Renee Botta is on the faculty of the Department of Media, Film & Journalism Studies at the University of Denver where she has conducted research on the relationship between media use and eating disorders among adolescents from diverse populations. She earned a Ph.D. in 1998 from the University of Wisconsin-Madison. At the University of Denver she teaches courses in health communication, mass communication & public relations in many different graduate and undergraduate courses. Her main focus of work away from the University has been about increasing sanitation and clean water in slums such as Kibera.

==Early life==
Renee Botta earned her bachelor's degree from the University of Wisconsin-Madison in 1987, she also earned her master's degree in 1989 as well as a Ph.D. in 1998 from the University of Wisconsin-Madison. She is currently not the Chair of the Department of Media, Film & Journalism Studies at the University of Denver.

==Accomplishments==
Renee is well known as the author of the 7th-most frequently cited article in Journal of Communication, which is one of the most prestigious academic journals in the world that publishes research on communication. You can find her published work on the International Communication Association website., In 1999 Botta contributed an article called; 'Television images and adolescent girls' body image disturbance' in the Journal of Communication. The article talks about the impact the media has had on people's view of body image as well as studies that Botta has done on eating disorders. Then in 2003 while at Cleveland State University Botta was a part of the Fulbright Program, which is an International education exchange program. She taught at the University of Zambia and conducted research on how people communicate about AIDS in their everyday life. Currently Renee Botta is the chair and Associate Professor in the Department of Media, Film & Journalism Studies at the University of Denver. Renee Botta's primary areas of expertise include health communication, communication campaigns, health and media effects, and international heath communication. She is also highly qualified in many other areas, which include but are not limited to: advertising, broadcast media, social psychology, human communication, women's issues, health and wellness, and the sanitation and hygiene in Africa. Renee Botta has made contributions to the book Taking a Bite Out of Crime The Impact of the National Citizens Crime Prevention Media Campaign which goes over topics such as crime prevention scholars, law enforcement practitioners, and media experts, and focuses on examining the power of the media to influence people's attitudes and behaviors.

==Global Involvement==
Sanitation has become an increasingly large problem for small informal villages, better known as slums all around the world. The problem has increased to the point where one in every five children die before the age of five in the informal settlement of Kibera in Nairobi. The cause can be attributed to lack of clean water. Botta worked with other Faculty from the University of Denver, who include Randall Kuhn, Karen Loeb, and Peter Van Arsdale, as well as students from University of Nairobi to develop a sustainable and scalable model for sanitation and clean water.

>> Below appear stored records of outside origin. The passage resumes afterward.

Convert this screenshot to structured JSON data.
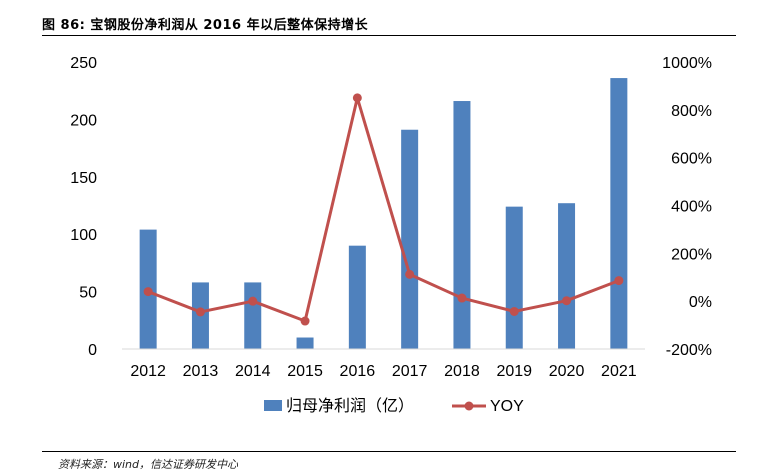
{
  "figure": {
    "title": "图 86:  宝钢股份净利润从 2016 年以后整体保持增长",
    "source": "资料来源：wind，信达证券研发中心"
  },
  "chart_data": {
    "type": "bar+line",
    "categories": [
      "2012",
      "2013",
      "2014",
      "2015",
      "2016",
      "2017",
      "2018",
      "2019",
      "2020",
      "2021"
    ],
    "series": [
      {
        "name": "归母净利润（亿）",
        "kind": "bar",
        "axis": "left",
        "color": "#4f81bd",
        "values": [
          104,
          58,
          58,
          10,
          90,
          191,
          216,
          124,
          127,
          236
        ]
      },
      {
        "name": "YOY",
        "kind": "line",
        "axis": "right",
        "color": "#c0504d",
        "values": [
          0.4,
          -0.45,
          0.0,
          -0.83,
          8.5,
          1.12,
          0.13,
          -0.43,
          0.02,
          0.86
        ]
      }
    ],
    "left_axis": {
      "min": 0,
      "max": 250,
      "ticks": [
        0,
        50,
        100,
        150,
        200,
        250
      ],
      "tick_labels": [
        "0",
        "50",
        "100",
        "150",
        "200",
        "250"
      ]
    },
    "right_axis": {
      "min": -2,
      "max": 10,
      "ticks": [
        -2,
        0,
        2,
        4,
        6,
        8,
        10
      ],
      "tick_labels": [
        "-200%",
        "0%",
        "200%",
        "400%",
        "600%",
        "800%",
        "1000%"
      ]
    },
    "legend": [
      "归母净利润（亿）",
      "YOY"
    ],
    "grid": false
  }
}
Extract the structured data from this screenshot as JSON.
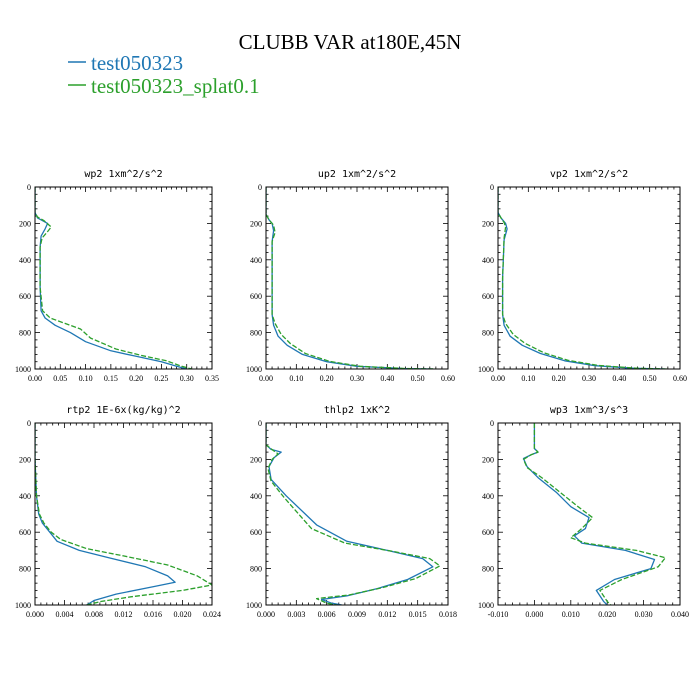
{
  "figure": {
    "title": "CLUBB VAR at180E,45N",
    "legend": [
      {
        "label": "test050323",
        "color": "#1f77b4",
        "dash": false
      },
      {
        "label": "test050323_splat0.1",
        "color": "#2ca02c",
        "dash": true
      }
    ]
  },
  "chart_data": [
    {
      "type": "line",
      "title": "wp2   1xm^2/s^2",
      "xlim": [
        0,
        0.35
      ],
      "ylim": [
        0,
        1000
      ],
      "xticks": [
        "0.00",
        "0.05",
        "0.10",
        "0.15",
        "0.20",
        "0.25",
        "0.30",
        "0.35"
      ],
      "yticks": [
        "0",
        "200",
        "400",
        "600",
        "800",
        "1000"
      ],
      "series": [
        {
          "name": "test050323",
          "color": "#1f77b4",
          "x": [
            0.0,
            0.0,
            0.005,
            0.015,
            0.025,
            0.02,
            0.012,
            0.01,
            0.01,
            0.01,
            0.012,
            0.02,
            0.04,
            0.07,
            0.1,
            0.15,
            0.2,
            0.25,
            0.28,
            0.3
          ],
          "y": [
            0,
            140,
            170,
            185,
            200,
            230,
            270,
            330,
            400,
            550,
            680,
            720,
            760,
            800,
            850,
            900,
            930,
            960,
            985,
            1000
          ]
        },
        {
          "name": "test050323_splat0.1",
          "color": "#2ca02c",
          "x": [
            0.0,
            0.0,
            0.005,
            0.018,
            0.032,
            0.025,
            0.014,
            0.01,
            0.01,
            0.01,
            0.015,
            0.03,
            0.06,
            0.09,
            0.11,
            0.16,
            0.21,
            0.26,
            0.29,
            0.31
          ],
          "y": [
            0,
            140,
            165,
            185,
            220,
            245,
            280,
            330,
            400,
            550,
            680,
            720,
            750,
            780,
            830,
            890,
            925,
            955,
            985,
            1000
          ]
        }
      ]
    },
    {
      "type": "line",
      "title": "up2   1xm^2/s^2",
      "xlim": [
        0,
        0.6
      ],
      "ylim": [
        0,
        1000
      ],
      "xticks": [
        "0.00",
        "0.10",
        "0.20",
        "0.30",
        "0.40",
        "0.50",
        "0.60"
      ],
      "yticks": [
        "0",
        "200",
        "400",
        "600",
        "800",
        "1000"
      ],
      "series": [
        {
          "name": "test050323",
          "color": "#1f77b4",
          "x": [
            0.0,
            0.0,
            0.01,
            0.02,
            0.025,
            0.02,
            0.02,
            0.02,
            0.025,
            0.04,
            0.07,
            0.12,
            0.2,
            0.3,
            0.45,
            0.55
          ],
          "y": [
            0,
            150,
            180,
            200,
            240,
            300,
            500,
            700,
            760,
            820,
            870,
            920,
            960,
            985,
            997,
            1000
          ]
        },
        {
          "name": "test050323_splat0.1",
          "color": "#2ca02c",
          "x": [
            0.0,
            0.0,
            0.01,
            0.025,
            0.03,
            0.02,
            0.02,
            0.02,
            0.03,
            0.05,
            0.08,
            0.13,
            0.21,
            0.31,
            0.46,
            0.56
          ],
          "y": [
            0,
            150,
            180,
            210,
            250,
            300,
            500,
            700,
            750,
            810,
            860,
            915,
            958,
            985,
            997,
            1000
          ]
        }
      ]
    },
    {
      "type": "line",
      "title": "vp2   1xm^2/s^2",
      "xlim": [
        0,
        0.6
      ],
      "ylim": [
        0,
        1000
      ],
      "xticks": [
        "0.00",
        "0.10",
        "0.20",
        "0.30",
        "0.40",
        "0.50",
        "0.60"
      ],
      "yticks": [
        "0",
        "200",
        "400",
        "600",
        "800",
        "1000"
      ],
      "series": [
        {
          "name": "test050323",
          "color": "#1f77b4",
          "x": [
            0.0,
            0.0,
            0.01,
            0.025,
            0.03,
            0.02,
            0.015,
            0.015,
            0.02,
            0.04,
            0.08,
            0.14,
            0.22,
            0.32,
            0.45,
            0.55
          ],
          "y": [
            0,
            140,
            170,
            200,
            230,
            290,
            500,
            700,
            760,
            820,
            870,
            915,
            955,
            982,
            996,
            1000
          ]
        },
        {
          "name": "test050323_splat0.1",
          "color": "#2ca02c",
          "x": [
            0.0,
            0.0,
            0.01,
            0.02,
            0.025,
            0.02,
            0.015,
            0.015,
            0.025,
            0.05,
            0.09,
            0.15,
            0.23,
            0.33,
            0.46,
            0.56
          ],
          "y": [
            0,
            140,
            170,
            195,
            220,
            280,
            500,
            700,
            750,
            810,
            860,
            910,
            952,
            980,
            996,
            1000
          ]
        }
      ]
    },
    {
      "type": "line",
      "title": "rtp2   1E-6x(kg/kg)^2",
      "xlim": [
        0,
        0.024
      ],
      "ylim": [
        0,
        1000
      ],
      "xticks": [
        "0.000",
        "0.004",
        "0.008",
        "0.012",
        "0.016",
        "0.020",
        "0.024"
      ],
      "yticks": [
        "0",
        "200",
        "400",
        "600",
        "800",
        "1000"
      ],
      "series": [
        {
          "name": "test050323",
          "color": "#1f77b4",
          "x": [
            0.0,
            0.0,
            0.0002,
            0.0005,
            0.001,
            0.002,
            0.003,
            0.006,
            0.01,
            0.015,
            0.018,
            0.019,
            0.016,
            0.011,
            0.008,
            0.007
          ],
          "y": [
            0,
            200,
            400,
            500,
            550,
            600,
            650,
            700,
            740,
            790,
            840,
            875,
            900,
            940,
            975,
            1000
          ]
        },
        {
          "name": "test050323_splat0.1",
          "color": "#2ca02c",
          "x": [
            0.0,
            0.0,
            0.0002,
            0.0006,
            0.0012,
            0.0022,
            0.0035,
            0.007,
            0.012,
            0.018,
            0.022,
            0.024,
            0.02,
            0.013,
            0.009,
            0.007
          ],
          "y": [
            0,
            200,
            400,
            500,
            550,
            600,
            640,
            690,
            730,
            780,
            840,
            890,
            920,
            955,
            980,
            1000
          ]
        }
      ]
    },
    {
      "type": "line",
      "title": "thlp2   1xK^2",
      "xlim": [
        0,
        0.018
      ],
      "ylim": [
        0,
        1000
      ],
      "xticks": [
        "0.000",
        "0.003",
        "0.006",
        "0.009",
        "0.012",
        "0.015",
        "0.018"
      ],
      "yticks": [
        "0",
        "200",
        "400",
        "600",
        "800",
        "1000"
      ],
      "series": [
        {
          "name": "test050323",
          "color": "#1f77b4",
          "x": [
            0.0,
            0.0,
            0.0005,
            0.0015,
            0.0008,
            0.0003,
            0.0005,
            0.002,
            0.005,
            0.008,
            0.012,
            0.0155,
            0.0165,
            0.014,
            0.011,
            0.008,
            0.0055,
            0.0065,
            0.0075
          ],
          "y": [
            0,
            120,
            145,
            160,
            190,
            240,
            310,
            400,
            560,
            650,
            700,
            745,
            790,
            860,
            910,
            950,
            970,
            990,
            1000
          ]
        },
        {
          "name": "test050323_splat0.1",
          "color": "#2ca02c",
          "x": [
            0.0,
            0.0,
            0.0007,
            0.0012,
            0.0006,
            0.0002,
            0.0005,
            0.0018,
            0.0045,
            0.0078,
            0.0125,
            0.0162,
            0.0172,
            0.0148,
            0.0115,
            0.0082,
            0.005,
            0.006,
            0.007
          ],
          "y": [
            0,
            120,
            150,
            170,
            200,
            250,
            320,
            410,
            580,
            660,
            705,
            745,
            785,
            855,
            905,
            945,
            965,
            990,
            1000
          ]
        }
      ]
    },
    {
      "type": "line",
      "title": "wp3   1xm^3/s^3",
      "xlim": [
        -0.01,
        0.04
      ],
      "ylim": [
        0,
        1000
      ],
      "xticks": [
        "-0.010",
        "0.000",
        "0.010",
        "0.020",
        "0.030",
        "0.040"
      ],
      "yticks": [
        "0",
        "200",
        "400",
        "600",
        "800",
        "1000"
      ],
      "series": [
        {
          "name": "test050323",
          "color": "#1f77b4",
          "x": [
            0.0,
            0.0,
            0.001,
            -0.001,
            -0.003,
            -0.002,
            0.001,
            0.006,
            0.01,
            0.015,
            0.014,
            0.011,
            0.013,
            0.025,
            0.033,
            0.032,
            0.022,
            0.017,
            0.019,
            0.02
          ],
          "y": [
            0,
            140,
            160,
            175,
            195,
            240,
            300,
            380,
            460,
            520,
            580,
            620,
            660,
            700,
            750,
            800,
            860,
            920,
            980,
            1000
          ]
        },
        {
          "name": "test050323_splat0.1",
          "color": "#2ca02c",
          "x": [
            0.0,
            0.0,
            0.001,
            -0.001,
            -0.003,
            -0.002,
            0.002,
            0.007,
            0.012,
            0.016,
            0.013,
            0.01,
            0.014,
            0.028,
            0.036,
            0.034,
            0.024,
            0.018,
            0.02,
            0.021
          ],
          "y": [
            0,
            140,
            160,
            175,
            200,
            245,
            300,
            380,
            460,
            520,
            580,
            630,
            660,
            700,
            740,
            790,
            860,
            920,
            980,
            1000
          ]
        }
      ]
    }
  ]
}
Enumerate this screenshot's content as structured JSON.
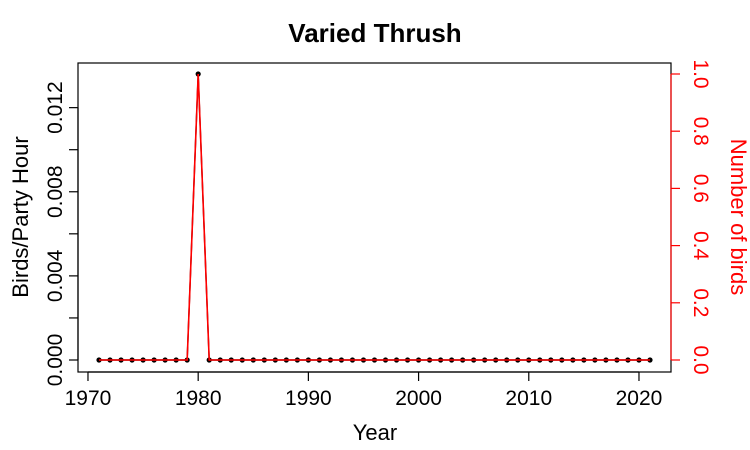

The main focus for Botta and her team were to improve the health conditions as well as conditions economically in Kibera through their model

==Research==
The solution that Botta and her team came up with consists of a "stool" method. The top 'seat' of the stool consist of facility, infrastructure, and the best technologies for waste removal, water storage, and water purification. A few of these modern technology are water catchment systems, bio-gas, and gravity bed leach fields. Their solution, however, consists of not only technology and infrastructure but also the support of governance from public and private sectors, business planning which influences sustainable management, and finally health and hygiene training for the people of the slums. These three areas make up the 'legs' of the stool. With this system, sustainable operations and improved health are promoted. Botta's research in Kibera helped to educate the native women living in the slums on how to treat their drinking water and improve the overall health of their families. The family's houses contained no running water. The DU project was granted $300,000. With that money they provided water, flushing toilets, and showers.